A scramble to massage the hefty measure, instead of pushing to kill it, reflects the view of many in the business community that a sweeping remake of the U.S. health-care system now appears inevitable.
The U.S. Chamber of Commerce is among a few big business groups calling for Congress to scrap the overhaul effort.
Business is worried that President Barack Obama's push to extend coverage to millions more Americans will raise the burden on employers. Business groups have widely criticized the 2,074-page Senate bill, which looks set for passage on Christmas Eve. They also have offered a variety of fixes.The legislation's scale and complexity, plus uncertainty over how the Senate bill will be meshed with the version that passed the House in November, make it difficult for most companies to gauge the effect it will have on the bottom line.
"We're still committed to the notion that health reform can be done right, but I know of no company that is warmly embracing what is in either the House or Senate bills," said Paul Dennett, top health-care adviser to the American Benefits Council, an advocacy group for large employers.
With all eyes now turning to House-Senate negotiations over a final bill expected next month, corporate lobbyists are jockeying for modifications that will buffer the impact.
Retailers want a longer delay before new employees qualify for company-subsidized benefits. Big employers such as Caterpillar Inc., Boeing Co. and Xerox Corp. want to modify Medicare tax provisions in the Senate bill that would cut their earnings. Small construction companies want an exemption from employee coverage that the Senate bill already applies to other businesses with fewer than 50 employees.

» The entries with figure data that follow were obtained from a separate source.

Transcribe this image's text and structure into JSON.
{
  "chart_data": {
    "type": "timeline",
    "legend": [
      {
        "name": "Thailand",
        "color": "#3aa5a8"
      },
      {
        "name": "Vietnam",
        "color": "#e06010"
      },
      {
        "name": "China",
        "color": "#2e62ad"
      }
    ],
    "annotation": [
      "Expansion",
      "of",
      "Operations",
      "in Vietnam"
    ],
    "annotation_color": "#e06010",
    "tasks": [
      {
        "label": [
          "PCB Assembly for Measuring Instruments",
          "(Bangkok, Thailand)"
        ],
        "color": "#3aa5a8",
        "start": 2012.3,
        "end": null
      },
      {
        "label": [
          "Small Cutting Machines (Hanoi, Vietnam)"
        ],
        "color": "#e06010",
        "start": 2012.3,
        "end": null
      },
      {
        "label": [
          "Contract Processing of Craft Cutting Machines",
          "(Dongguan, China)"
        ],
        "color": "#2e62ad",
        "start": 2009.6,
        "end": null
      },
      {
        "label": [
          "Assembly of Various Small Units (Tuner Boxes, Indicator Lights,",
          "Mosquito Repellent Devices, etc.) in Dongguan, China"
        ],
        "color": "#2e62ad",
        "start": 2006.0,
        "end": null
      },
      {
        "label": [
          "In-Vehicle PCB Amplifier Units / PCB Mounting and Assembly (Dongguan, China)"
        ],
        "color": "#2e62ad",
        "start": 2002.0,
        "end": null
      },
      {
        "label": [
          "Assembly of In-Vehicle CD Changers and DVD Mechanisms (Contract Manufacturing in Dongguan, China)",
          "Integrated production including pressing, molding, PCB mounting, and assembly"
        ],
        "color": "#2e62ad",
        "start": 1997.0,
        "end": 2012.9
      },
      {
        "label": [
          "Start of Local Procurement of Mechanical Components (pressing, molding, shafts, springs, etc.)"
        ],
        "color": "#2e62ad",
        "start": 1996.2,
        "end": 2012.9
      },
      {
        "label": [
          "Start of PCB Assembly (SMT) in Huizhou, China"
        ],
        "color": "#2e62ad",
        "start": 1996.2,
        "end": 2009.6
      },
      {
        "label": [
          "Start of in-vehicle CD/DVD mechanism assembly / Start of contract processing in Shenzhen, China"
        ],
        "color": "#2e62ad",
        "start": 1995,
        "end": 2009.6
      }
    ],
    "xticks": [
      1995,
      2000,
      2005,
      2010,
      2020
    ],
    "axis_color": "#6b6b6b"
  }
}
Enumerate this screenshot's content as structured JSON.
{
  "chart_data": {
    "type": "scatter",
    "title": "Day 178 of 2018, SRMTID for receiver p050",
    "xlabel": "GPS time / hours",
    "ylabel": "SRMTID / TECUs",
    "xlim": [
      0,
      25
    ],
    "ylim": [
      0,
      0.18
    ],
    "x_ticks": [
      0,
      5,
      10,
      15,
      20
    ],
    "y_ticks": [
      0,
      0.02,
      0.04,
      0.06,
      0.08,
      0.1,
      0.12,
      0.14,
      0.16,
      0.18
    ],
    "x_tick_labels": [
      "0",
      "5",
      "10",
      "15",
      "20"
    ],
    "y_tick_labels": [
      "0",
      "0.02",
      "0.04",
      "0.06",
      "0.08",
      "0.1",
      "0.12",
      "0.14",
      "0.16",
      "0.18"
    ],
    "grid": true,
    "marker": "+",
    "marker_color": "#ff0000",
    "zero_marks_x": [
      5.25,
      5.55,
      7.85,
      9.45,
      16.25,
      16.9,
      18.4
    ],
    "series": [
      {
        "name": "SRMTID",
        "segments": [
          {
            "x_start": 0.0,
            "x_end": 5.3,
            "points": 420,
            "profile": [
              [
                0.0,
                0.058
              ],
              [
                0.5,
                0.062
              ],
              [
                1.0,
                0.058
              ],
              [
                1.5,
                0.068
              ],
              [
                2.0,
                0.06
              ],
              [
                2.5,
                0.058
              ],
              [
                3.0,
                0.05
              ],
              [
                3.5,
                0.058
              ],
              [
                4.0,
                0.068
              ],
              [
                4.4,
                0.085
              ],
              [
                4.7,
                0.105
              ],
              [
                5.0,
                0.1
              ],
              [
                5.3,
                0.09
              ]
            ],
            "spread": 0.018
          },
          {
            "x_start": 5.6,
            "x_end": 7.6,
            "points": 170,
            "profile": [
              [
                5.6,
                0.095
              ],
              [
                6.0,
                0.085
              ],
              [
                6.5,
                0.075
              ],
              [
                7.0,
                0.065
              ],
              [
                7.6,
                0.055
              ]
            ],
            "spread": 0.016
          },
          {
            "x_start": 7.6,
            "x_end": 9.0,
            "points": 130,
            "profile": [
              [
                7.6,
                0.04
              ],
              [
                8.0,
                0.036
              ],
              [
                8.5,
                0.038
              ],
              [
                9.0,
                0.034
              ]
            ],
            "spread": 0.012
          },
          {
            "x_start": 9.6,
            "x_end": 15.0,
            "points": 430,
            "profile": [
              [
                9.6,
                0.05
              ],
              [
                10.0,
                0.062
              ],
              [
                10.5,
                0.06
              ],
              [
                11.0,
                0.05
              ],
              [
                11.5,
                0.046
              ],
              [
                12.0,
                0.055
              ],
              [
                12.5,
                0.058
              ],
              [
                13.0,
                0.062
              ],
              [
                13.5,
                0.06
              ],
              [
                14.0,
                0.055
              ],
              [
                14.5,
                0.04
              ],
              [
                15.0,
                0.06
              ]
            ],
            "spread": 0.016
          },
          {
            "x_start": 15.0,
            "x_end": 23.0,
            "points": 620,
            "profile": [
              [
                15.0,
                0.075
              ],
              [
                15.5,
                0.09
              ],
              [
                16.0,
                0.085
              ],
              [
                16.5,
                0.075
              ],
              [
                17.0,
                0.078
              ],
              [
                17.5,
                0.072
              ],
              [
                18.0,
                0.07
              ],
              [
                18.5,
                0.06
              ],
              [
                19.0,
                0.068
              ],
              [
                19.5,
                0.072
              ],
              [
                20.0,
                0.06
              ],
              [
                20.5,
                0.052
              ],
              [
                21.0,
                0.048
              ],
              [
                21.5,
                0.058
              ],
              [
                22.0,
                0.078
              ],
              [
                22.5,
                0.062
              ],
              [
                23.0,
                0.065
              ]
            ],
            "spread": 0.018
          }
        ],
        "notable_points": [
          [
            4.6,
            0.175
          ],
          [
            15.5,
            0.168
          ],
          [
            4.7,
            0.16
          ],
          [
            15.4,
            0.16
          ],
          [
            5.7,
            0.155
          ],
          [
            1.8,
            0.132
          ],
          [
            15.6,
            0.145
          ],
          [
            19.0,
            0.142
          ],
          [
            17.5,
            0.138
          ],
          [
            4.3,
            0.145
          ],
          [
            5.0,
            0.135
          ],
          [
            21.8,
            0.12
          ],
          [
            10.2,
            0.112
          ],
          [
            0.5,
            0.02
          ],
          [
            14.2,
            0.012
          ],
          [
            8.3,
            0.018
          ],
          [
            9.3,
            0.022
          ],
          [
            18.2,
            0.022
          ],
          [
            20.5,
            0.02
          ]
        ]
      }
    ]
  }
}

Across the spectrum, businesses worry that a series of new taxes and fees to pay for expanding health-care coverage will push up premiums, particularly for smaller employers.
The Senate bill calls for a nearly $70 billion tax over 10 years on insurance companies, plus a $2 billion-a-year tax on medical devices. Billions of dollars are also meant to be raised from added taxes and fees on wealthier seniors, higher-end insurance plans and tanning salons.
Companies of all sizes have been increasingly burdened by health-care costs, which topped $400 billion in 2007, according to data from the Employee Benefit Research Institute. Unrestrained, that figure is expected to double by 2017. About 70% of workers receive health insurance through their employers.
Groups representing smaller businesses say the threat of increased taxes and premiums could outweigh provisions intended to limit the impact on small employers. The Senate bill "will not only fail to reduce and control the constantly climbing health-care costs small-business owners face, but it will result in new and greater costs on their business," said Dan Danner, head of the National Federation of Independent Business.
Not all companies agree. David Ickert, vice president of finance for Air Tractor Inc., which produces airplanes used in agriculture and firefighting, said that from his analysis, the bill would have "no negative impact" on his operations. The company, based in Olney, Texas, employs about 200 people.
Under the Senate bill, most businesses with fewer than 50 workers will be exempt from penalties if they don't offer employee coverage. Larger companies would face fines as high as $750 per worker if even one employee seeks federal help to buy a policy.
Democrats say a package of tax credits within the Senate bill will reduce costs for small businesses. Small businesses that qualify would get a 25% tax credit to help pay for employee coverage. The legislation would also allow small businesses to band together to seek coverage at costs similar to those of much larger companies.
Large companies that fund their own insurance have been relatively positive about the Senate bill, which is much less prescriptive than the House bill and doesn't contain a government-run insurance plan. Still, large companies cite a list of concerns.
A top gripe is that the Senate bill would alter the tax rules that affect big companies providing prescription-drug benefits to their retired workers. Under the law earlier this decade creating a drug benefit in Medicare, companies that continued to provide such benefits qualified for a 28% tax-free subsidy. The Senate bill would tax that subsidy.
A spokesman for Caterpillar said, "The financial impact would be significant for Caterpillar, particularly in the first year."
Martin Reiser, a Washington representative for Xerox and chairman of the National Coalition on Benefits, said another big concern was "whether a lot of the provisions meant to contain [health-care] costs will actually do so. If they don't work -- and we won't know for years -- then the bill is a failure."